I give her a big, friendly smile and answer directly and without hesitation: “You know the groom’s mom? I’m her sisterwife.”

Her “Ohhh” response plus her body language tell me that this answer is, indeed, not what she was expecting. I give my attention back to the two babies I’m in charge of: one mine, the other my sisterwife’s.

The woman’s husband had commented on the little ones a few minutes prior: “Are they both yours? They look too close in age to both be yours.”

He was right, in a way. The babies are too close for both of them to have come from my own body; Melissa got pregnant when I was 6 or 7 months along in my own pregnancy. At their current ages, they’re obviously not twins, but that might change in a few years.

But he was also wrong, in a way, since I claim all 7 of our family’s children as my own. So to answer the question “Are they both yours?” is not so easy for me.

My sisterwife Melissa has 3 grown children from her first marriage. I’m not particularly close to them, unfortunately. Early in Melissa’s and Joshua’s relationship, when her first batch of children were teenagers, I dared to fantasize about being a second mother to them. Alas, it wasn’t in the cards. However, the youngest son is friendly with me, and he invited me to his wedding in southern Utah.

Here’s a question for you: What should be done when a Christmas card, a graduation announcement, or a wedding invitation is being sent to a family with more than one wife?
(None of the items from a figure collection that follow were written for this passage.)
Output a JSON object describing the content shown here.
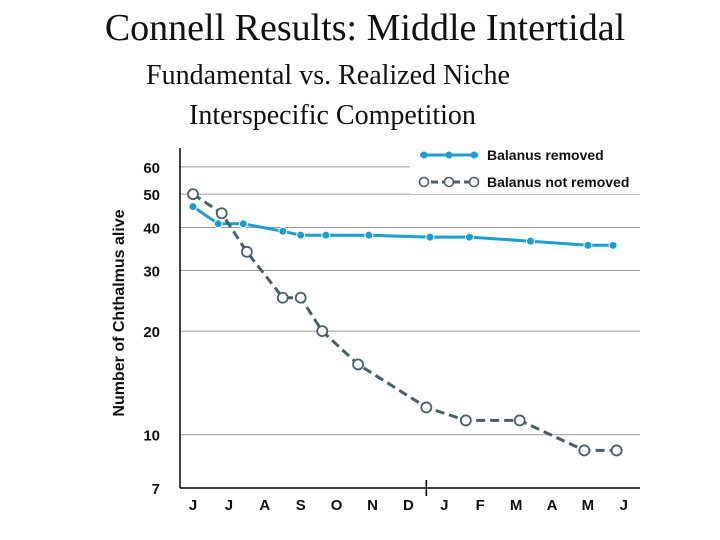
{
  "slide": {
    "title": "Connell Results: Middle Intertidal",
    "subtitle_1": "Fundamental vs. Realized Niche",
    "subtitle_2": "Interspecific Competition"
  },
  "chart_data": {
    "type": "line",
    "ylabel": "Number of Chthalmus alive",
    "xlabel": "",
    "y_scale": "log",
    "ylim": [
      7,
      62
    ],
    "y_ticks": [
      60,
      50,
      40,
      30,
      20,
      10,
      7
    ],
    "categories": [
      "J",
      "J",
      "A",
      "S",
      "O",
      "N",
      "D",
      "J",
      "F",
      "M",
      "A",
      "M",
      "J"
    ],
    "year_divider_after_index": 6,
    "grid": true,
    "legend_position": "top-right",
    "series": [
      {
        "name": "Balanus removed",
        "color": "#1a9fd0",
        "line_style": "solid",
        "marker": "filled-circle",
        "points": [
          {
            "x": 0.0,
            "y": 46
          },
          {
            "x": 0.7,
            "y": 41
          },
          {
            "x": 1.4,
            "y": 41
          },
          {
            "x": 2.5,
            "y": 39
          },
          {
            "x": 3.0,
            "y": 38
          },
          {
            "x": 3.7,
            "y": 38
          },
          {
            "x": 4.9,
            "y": 38
          },
          {
            "x": 6.6,
            "y": 37.5
          },
          {
            "x": 7.7,
            "y": 37.5
          },
          {
            "x": 9.4,
            "y": 36.5
          },
          {
            "x": 11.0,
            "y": 35.5
          },
          {
            "x": 11.7,
            "y": 35.5
          }
        ]
      },
      {
        "name": "Balanus not removed",
        "color": "#4a5f66",
        "line_style": "dashed",
        "marker": "open-circle",
        "points": [
          {
            "x": 0.0,
            "y": 50
          },
          {
            "x": 0.8,
            "y": 44
          },
          {
            "x": 1.5,
            "y": 34
          },
          {
            "x": 2.5,
            "y": 25
          },
          {
            "x": 3.0,
            "y": 25
          },
          {
            "x": 3.6,
            "y": 20
          },
          {
            "x": 4.6,
            "y": 16
          },
          {
            "x": 6.5,
            "y": 12
          },
          {
            "x": 7.6,
            "y": 11
          },
          {
            "x": 9.1,
            "y": 11
          },
          {
            "x": 10.9,
            "y": 9
          },
          {
            "x": 11.8,
            "y": 9
          }
        ]
      }
    ]
  }
}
Melissa and I have cracked the code.

Think about this: After you open the envelope, read the card, mark your calendar, and make a note to yourself to get a gift, where do you put the card?

On your fridge, of course. And you leave it up there until it’s no longer relevant.

That common habit is the basis of our rule of etiquette when mailing things to families with multiple wives.

If the wives live separately, you mail them each their own wedding invitation. If they live together and share a kitchen, just send one invitation. Easy enough.

But if they live at the same address and have their own kitchens (and hence their own refrigerators), here’s what to do: Mail to the household the same number of invitations as there are kitchens. That way, each wife gets to put the card up on her fridge. Go ahead and mail both of them in the same envelope and save yourself a stamp.

Melissa’s son understands this concept, so I got my own copy of the wedding invitation.

I found this sweet and thoughtful. I also realized that if he hadn’t done that, I wouldn’t have known for sure whether I was meant to be included in the invitation. His giving two copies of the invitation to our household made it clear that I was, for sure, invited.

Back to the wedding guest who found out I was the sisterwife of the groom’s mother. After she recovered from her initial shock, she approached me. Melissa was getting herself ready for the wedding ceremony, and I was tasked with getting her reluctant preschooler dressed in his handsome ringbearer suit, complete with a bow tie and suspenders.

I was also taking care of Melissa’s infant and my toddler, so my hands were reasonably full. The kind wedding guest helped me, all the while chatting in a friendly manner and showing that she was fine with what I’d told her. Never knowing what to expect when someone finds out about my polygamy, this experience was nice.

The wedding was one I wouldn’t have attended if I wasn’t a polygamist.